HomeGospodarkaLubańskie Archiwum do likwidacji

Komentarze

Lubańskie Archiwum do likwidacji — 5 komentarzy

  1. Niestety, tylko nieudolność poprzedniego wieloletniego włodarza miasta doprowadziła do tego, że ta placówka znika z mapy Lubania.
    Zamiast przekazania CAŁEGO OBIEKTU i zabiegania o to znacznie wcześniej, górę wzięła mamona i partykularne interesy. Miasto traci placówkę o naukowym charakterze dla badaczy, miłośników historii i zwykłych ludzi, którzy korzystali z archiwum.
    Trudno mi się z tym pogodzić, jako że 20 lat temu sam ratowałem tę placówkę, przenosząc ją ze zrujnowanych pomieszczeń przy Brackiej. Następcy mieli czynić resztę. Mieli…
    Brak wizji, brak stanowczych decyzji władz miasta i powiatu oraz skutecznego wsparcia – efekt widzimy dziś.
    Ale czy wszystkim nadal “musi chcieć się chcieć”?

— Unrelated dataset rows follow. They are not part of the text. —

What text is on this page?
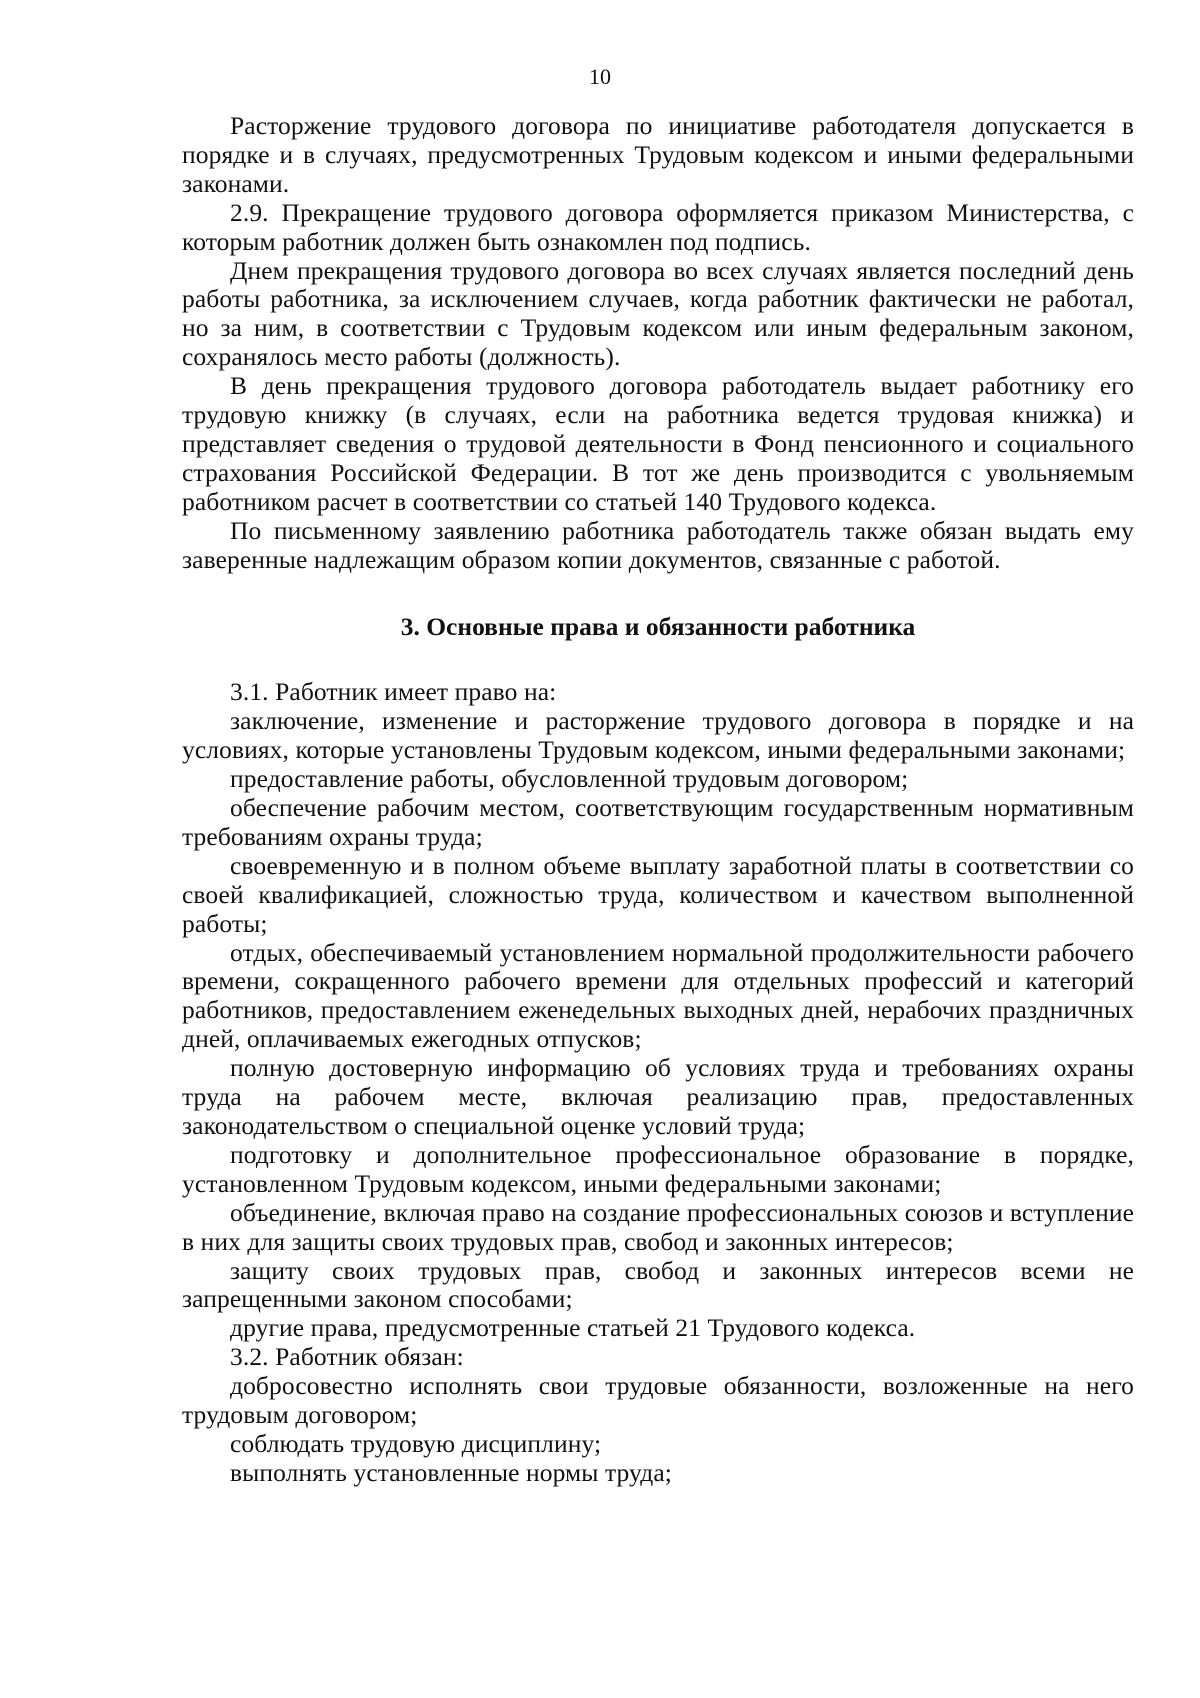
10

Расторжение трудового договора по инициативе работодателя допускается в порядке и в случаях, предусмотренных Трудовым кодексом и иными федеральными законами.

2.9. Прекращение трудового договора оформляется приказом Министерства, с которым работник должен быть ознакомлен под подпись.

Днем прекращения трудового договора во всех случаях является последний день работы работника, за исключением случаев, когда работник фактически не работал, но за ним, в соответствии с Трудовым кодексом или иным федеральным законом, сохранялось место работы (должность).

В день прекращения трудового договора работодатель выдает работнику его трудовую книжку (в случаях, если на работника ведется трудовая книжка) и представляет сведения о трудовой деятельности в Фонд пенсионного и социального страхования Российской Федерации. В тот же день производится с увольняемым работником расчет в соответствии со статьей 140 Трудового кодекса.

По письменному заявлению работника работодатель также обязан выдать ему заверенные надлежащим образом копии документов, связанные с работой.

3. Основные права и обязанности работника

3.1. Работник имеет право на:

заключение, изменение и расторжение трудового договора в порядке и на условиях, которые установлены Трудовым кодексом, иными федеральными законами;

предоставление работы, обусловленной трудовым договором;

обеспечение рабочим местом, соответствующим государственным нормативным требованиям охраны труда;

своевременную и в полном объеме выплату заработной платы в соответствии со своей квалификацией, сложностью труда, количеством и качеством выполненной работы;

отдых, обеспечиваемый установлением нормальной продолжительности рабочего времени, сокращенного рабочего времени для отдельных профессий и категорий работников, предоставлением еженедельных выходных дней, нерабочих праздничных дней, оплачиваемых ежегодных отпусков;

полную достоверную информацию об условиях труда и требованиях охраны труда на рабочем месте, включая реализацию прав, предоставленных законодательством о специальной оценке условий труда;

подготовку и дополнительное профессиональное образование в порядке, установленном Трудовым кодексом, иными федеральными законами;

объединение, включая право на создание профессиональных союзов и вступление в них для защиты своих трудовых прав, свобод и законных интересов;

защиту своих трудовых прав, свобод и законных интересов всеми не запрещенными законом способами;

другие права, предусмотренные статьей 21 Трудового кодекса.

3.2. Работник обязан:

добросовестно исполнять свои трудовые обязанности, возложенные на него трудовым договором;

соблюдать трудовую дисциплину;

выполнять установленные нормы труда;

  2. W mieście, gdzie ilość postindustrialnych obiektów, idealnie spełniających wymogi archiwalne, stoi odłogiem nie ma miejsca na alokację archiwum? Co w tej sprawie zrobili obecni wlodarze wszystkich szczebli? Co od lat porabiał dyrektor archiwum? Przecież nikogo w Lubaniu i tak to nie interesuje, przeszłość to niebiznesowy odcinek… Szkoda, to kolejny przykład niezrozumienia i zaprzepaszczania szans rozwoju lokalnego.

  3. Myślę, ze szkoda także tych paru etatów w mieście cierpiącym na bezrobocie. Ochrona miejsc pracy w Lubaniu powinna być priorytetem.

  4. Zastanawiam nad komentarzem mojego redakcyjnego kolegi Janusza Skowrońskiego i myślę sobie tak:jak Janusz był burmistrzem pilotował sprawę archiwum, dał nową siedzibę itd. Kiedy przestał pełnić funkcję i burmistrzem został Jerzy Zieliński, to właśnie on powinien dopilnować aby los archiwum był ściśle związany z Lubaniem, jednak tak naprawdę nie udało mu się tego zrobić, a los archiwum w Lubaniu był nadal niepewny. Teraz archiwum z Lubania wyjedzie, a winę za to próbuje się przypisać Konradowi Rowińskiemu. Pytam dlaczego? O ile się orientuję, to Właśnie Rowiński próbował uchronić tę placówkę od przeniesienia do Bolesławca proponując inną lokalizację, tylko niestety na to nie zgodziło się Archiwum Państwowe we Wrocławiu. Być może komuś z Bolesławca zależało na tym aby placówka z Lubania zniknęła i została przeniesiona właśnie tam.

  5. I byłbym zapomniał. Szanse na uratowanie Archiwum miały również obecne władze Lubania z burmistrzem Arkadiuszem Słowińskim na czele. Dlaczego więc ze wspomnianej szansy nie skorzystały?